When money is tight, it can seem difficult to save for a long-term goal, such as your retirement. Serious as you may be about money being tight, you can't afford NOT to save. Being old and broke is even worse than and young and broke. Contribute a small amount to start, and increase it once you're used to saving. Because your contributions are pre-tax, your paycheck is not reduced by the full amount of your contribution. It's a small sacrifice for a better future.

Are you serious? You're never too young to start saving for something as real as retirement. It's your ticket to freedom. When you look to the future, you probably feel skeptical about the chances you'll get any benefits from Social Security.
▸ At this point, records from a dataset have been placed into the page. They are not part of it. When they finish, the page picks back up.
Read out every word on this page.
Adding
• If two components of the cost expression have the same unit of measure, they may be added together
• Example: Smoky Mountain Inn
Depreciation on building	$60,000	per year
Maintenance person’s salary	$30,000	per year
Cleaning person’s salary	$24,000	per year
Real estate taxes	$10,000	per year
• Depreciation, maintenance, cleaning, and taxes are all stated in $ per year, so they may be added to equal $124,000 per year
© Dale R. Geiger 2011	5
And now that the dream of retiring at 35 on dot-com stack options is dead, the only one you can rely on is you. So why make saving harder than it has to be? Start yesterday already.

5 Reasons You're Not Saving For Retirement

Wake up, feed the dog, feed the kids, work, lunch, work, soccer practice, evening bath, bedtime story, West Wing.... Wait! Stop right there! You don't have time to plan for your retirement, but you can watch TV? Yes, we understand the need for downtime, but we're pretty sure you can fill out an enrollment form during the commercials alone.

The last few years in the U.S. stock markets have been hard for investors, but no one says you have to put all your eggs into the stock market basket. Your 401(k) provides a rang of investments to suit almost everyone, from the conservative investor to the daredevil. Don't turn your back on this valuable part of your employee benefit plan just because you're unsure how to invest. Go to http://retirement.standard.com and take the quiz under "Develop Your Strategy." The results will point to a strategy that suits you.

Does your account allow your money to grow tax deferred? Is someone matching the contributions you make to the account? What kind of interest are you earning? Forgive us for being so Nosy, but we had to ask the questions. That's because many savings accounts these days are offering bottom-of-the-barrel interest rates. You might as well drop a nickel in you couch and see if it turns into a quarter. Give your 401(k) a try. The benefit of tax-deferred compounding alone will beat your savings account returns.